The O2-CH4 (and the related O3-CH4) disequilibrium pair is the most highly cited and explored biosignature couple in Earth's atmosphere (e.g., Sagan et al., 1993) because it requires large fluxes of CH4 (as the less abundant gas) to maintain, fluxes that are believed to be incompatible with abiotic sources. However, it is important to note that CH4 is both substantially less abundant and less spectrally detectable in Earth's modern atmosphere than O2. In addition, these two gases absorb most strongly at disparate wavelengths—O2's strongest feature is in the optical at 0.76 μm, while CH4's strongest absorption features lie deep into the NIR and MIR wavelength regimen. These challenges and others pose potential obstacles for observing the O2-CH4 biosignature couple in exoplanets (see Section 8 below).

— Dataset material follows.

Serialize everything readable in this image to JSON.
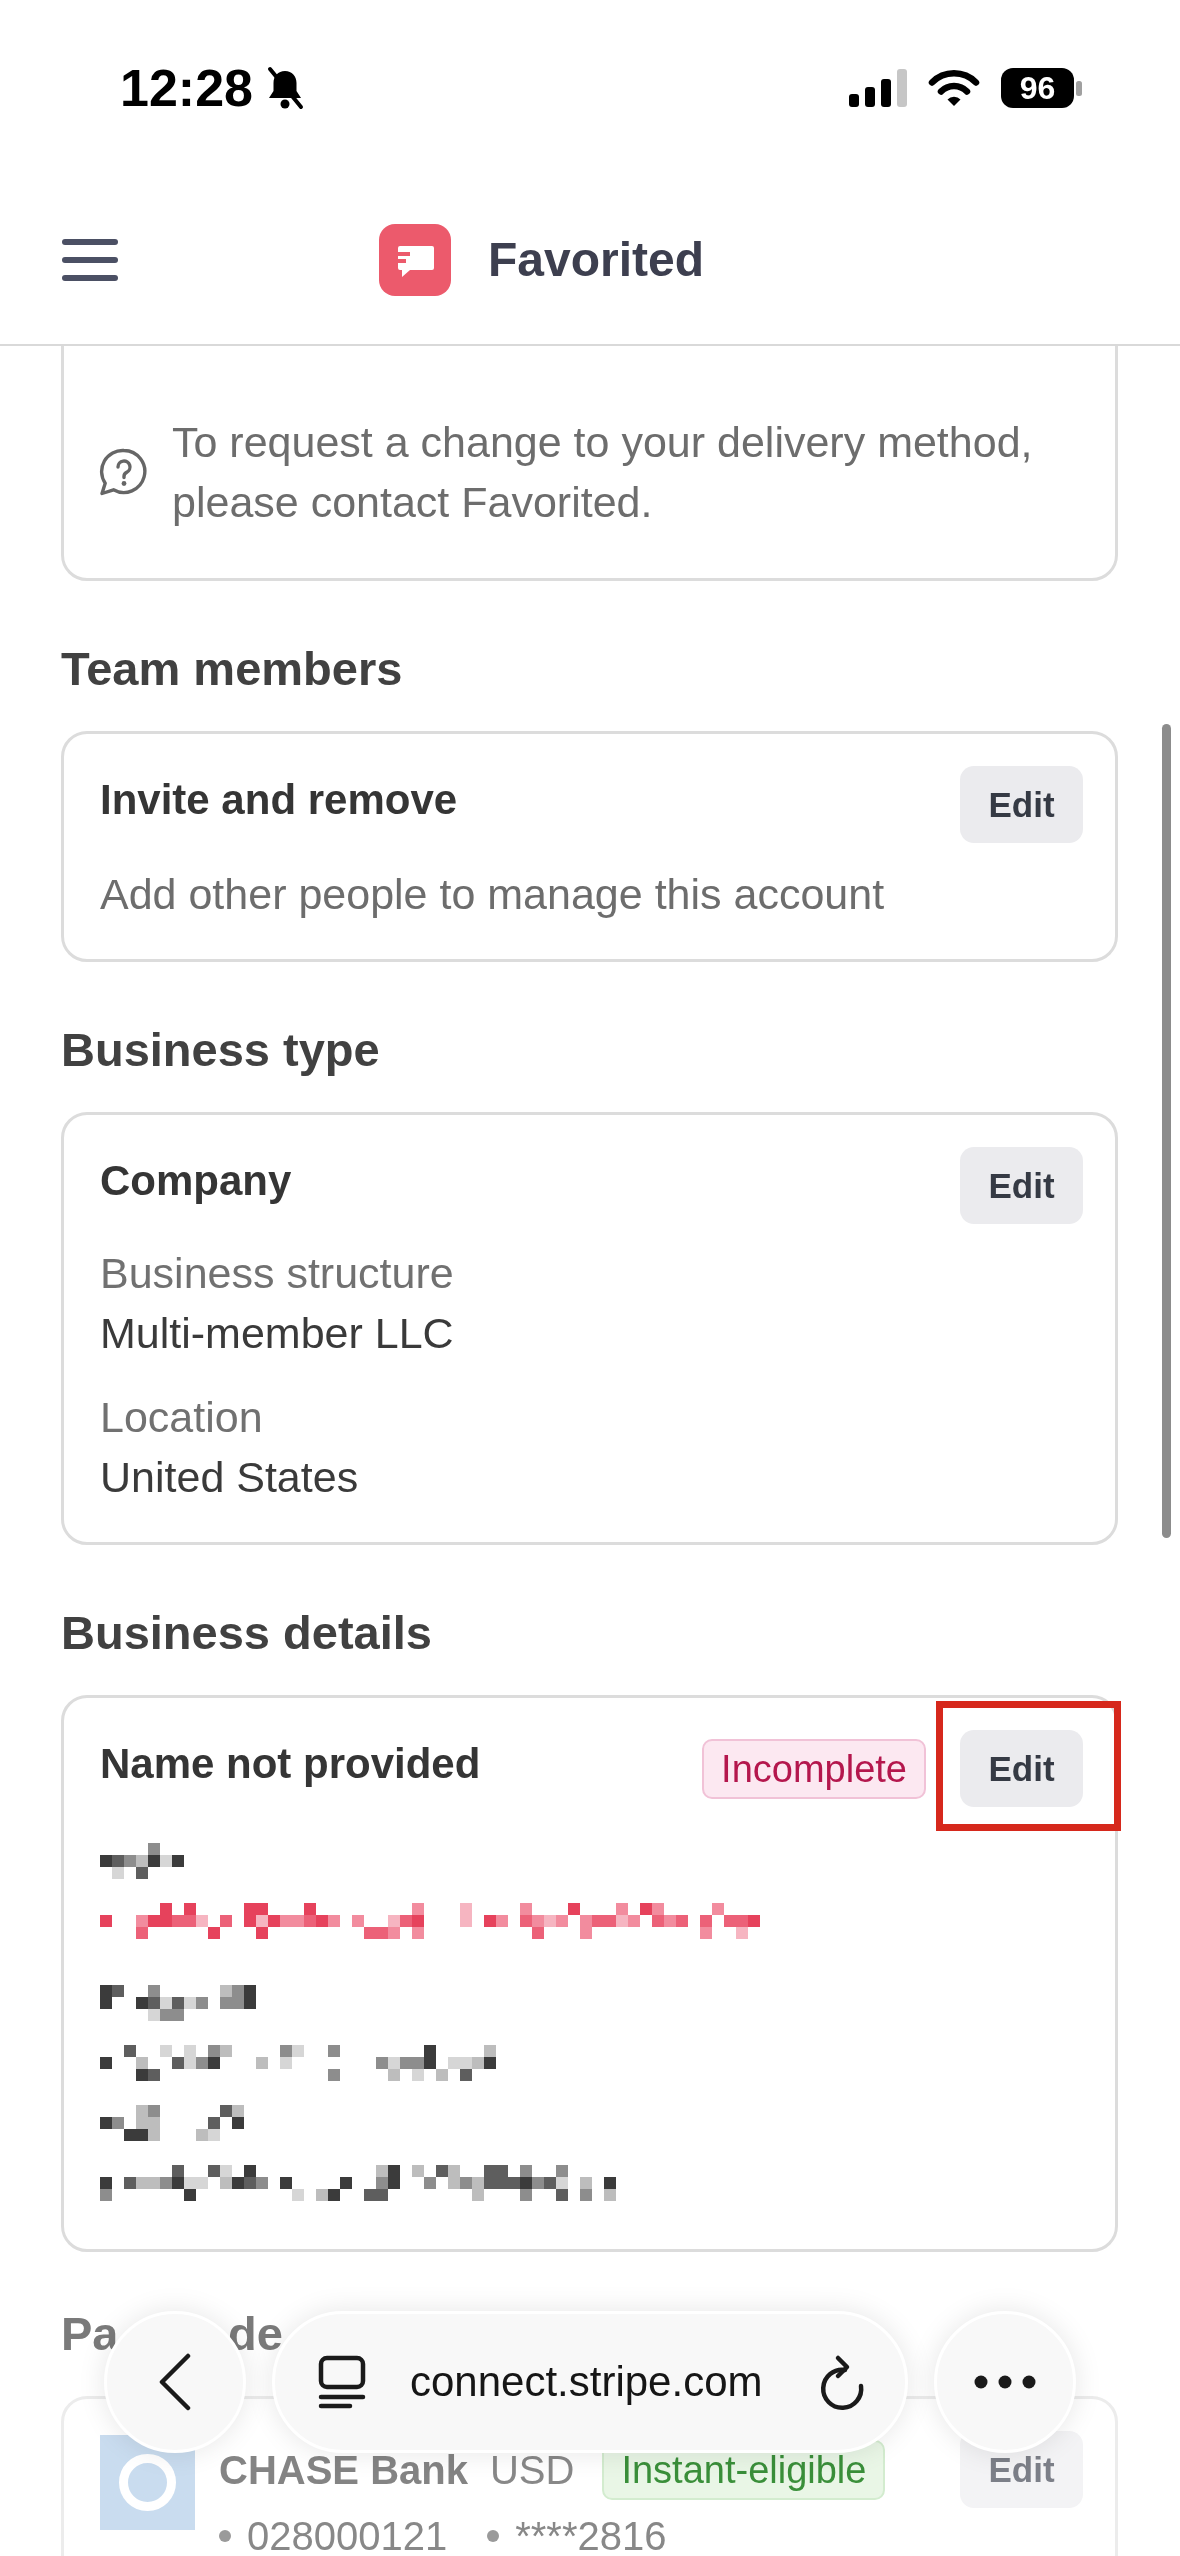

While references to chemical disequilibrium in Earth's atmosphere typically focus on the CH4/O2 disequilibrium pair, Krissansen-Totton et al. (2016a) recently found that the largest disequilibrium in the Earth system in terms of free energy is the coexistence of substantial quantities of free O2 and N2 in the atmosphere in contact with a liquid water ocean. In an equilibrium state, N2 and O2 would be converted by, for example, lightning into NOx, in turn oxidized into HNO3, which is rapidly washed out of the atmosphere to form the thermodynamically stable NO3 in the ocean. The fact that substantial quantities of both N2 and O2 exist simultaneously within the atmosphere–hydrosphere system suggests that nonequilibrium (living) processes are acting to reprocess these gases. To verify the presence of this potential disequilibrium signature, O2, N2, and a liquid water ocean would need to be detected. This combination is hypothetically detectable with known methods, through the optical-NIR absorption features of O2 (given in Section 4.2.1), ocean glint inferred from departures of Lambertian reflectance as the planet spectrum evolves with phase (e.g., Robinson et al., 2010, 2014), and detection of N2 through N2-N2 collisional absorption near 4.1 μm (Schwieterman et al., 2015b) or retrievals of atmospheric mass through Rayleigh scattering or estimates of atmospheric refraction that can constrain N2 abundances.

7.2. Biomass estimation

Because of the abundance of water as an electron donor for photosynthesis and the availability of light on Earth, OP dominates primary productivity and it is currently responsible for gross fixation of 100–175 Pg of inorganic carbon per year (Field, 1998; Welp et al., 2011). Currently, ocean and land primary productivity account each for approximately half the global total. Oxygenic phototrophs, such as cyanobacteria on the early Earth, possibly generated comparable biomass in shallow nearshore areas, continental settings, and possibly in the open ocean (e.g., Garcia-Pichel et al., 2003). Such extensive areal coverage may bode well for detection of pigmented surface biosignatures on an inhabited exoplanet. In contrast, anoxygenic phototrophs are usually limited by the environmental availability of electron donors (e.g., H2, H2S, Fe2+). Initial calculations suggest that these types of communities might be two to three orders of magnitude less productive (with less surface biomass generated) than modern oxygenic ones (Des Marais, 2000; Kharecha et al., 2005), possibly making their detection on exoplanets more difficult.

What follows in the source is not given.